Managing complex relationships in virtual organisations
As computer scientists, we are sometimes guilty of trying to fit existing technology to problems, without necessarily addressing some of the core issues. This is evident in virtual organisations, where information is often stored implicitly and inefficiently within and between organisations, making it very difficult to locate and use. Unfortunately, these second-order issues are not always addressed by the technology we deploy.
Part of the problem is that it is difficult to configure the conversation between service providers and consumers to meet the specific requirements of that relationship, particularly when that relationship and its related circumstances are subject to change. For example, in healthcare it is highly desirable to configure available health services to patients' individual, changing needs and in chemical industry R&D projects, it is important to understand how circumstantial issues may impact success factors such as cost and time to market.
This talk will describe the technology developed by the GOLD project and explain how it can be used in conjunction with supporting tools and techniques to address some of the second-order difficulties that plague complex organisations.
The INWA and INCA Grids - "a cornerstone of commercial and social collaboration"?
Analyses of the 'competitiveness of nations' are traditionally embedded in ideas of scale and distance. The relevance of this to competition in global markets in which trade is mediated by electronic networks has been challenged by the 'Web, but without the promised 'death of distance'.
The Grid vision of an easily reconfigurable virtual organisation or cluster supported by 'computing on demand', provides more focus on the requirements of synchronous business process within global markets. However, distance, time and time zone still provide challenges for the efficiency with which computational tasks can be distributed, and effectiveness with which distributed teams are supported.
The INWA (Innovation Node: Western Australia) and INCA (Innovation Node: Chinese Academy) connect nodes at the extrema of the world's largest synchronous market (2 Billion people in the same time zone). It was the first application of the Grid to connect sites in three continents and was described by Sun Microsystems as the future "cornerstone of commercial and social collaboration".

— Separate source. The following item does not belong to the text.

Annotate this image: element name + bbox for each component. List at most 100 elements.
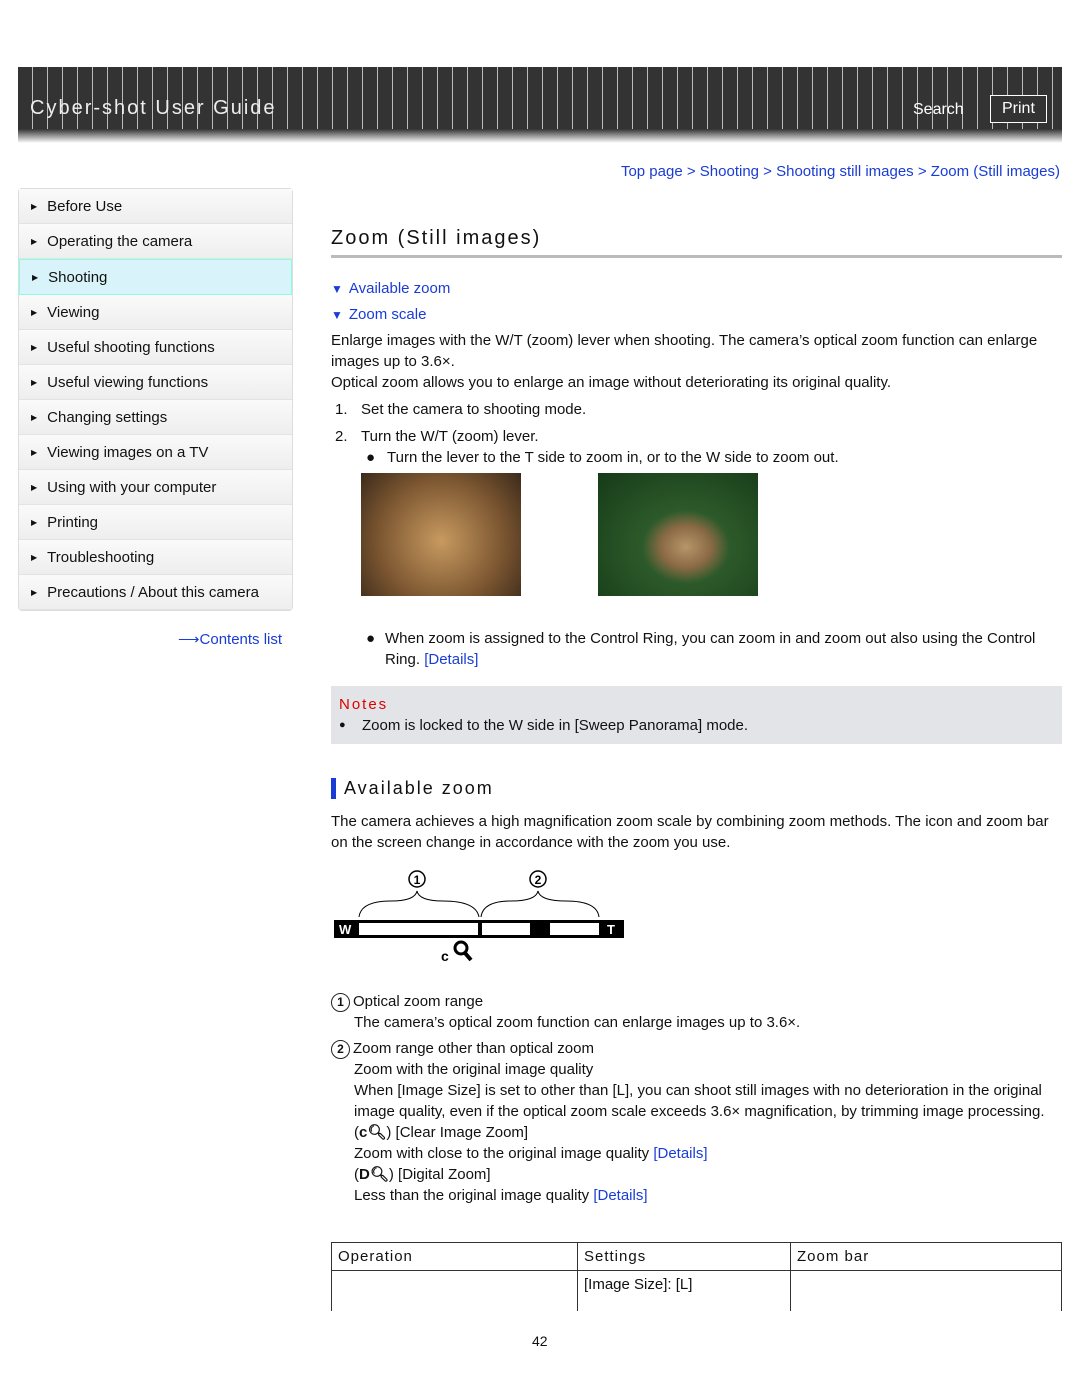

This talk describes the INWA and INCA Grids and shows how the needs of collaborative socio-economic data analysis and modelling in global markets can be met using Grid technologies. This application of the Grid is clearly relevant to the competitiveness of (virtual) production-focussed organisations; however establishing the products, services and values on which future national competitiveness will depend requires national innovation systems to be inter-connected. In this regard we need to be careful whether the current Global Grid roadmap is developing networks for invention rather than for innovation.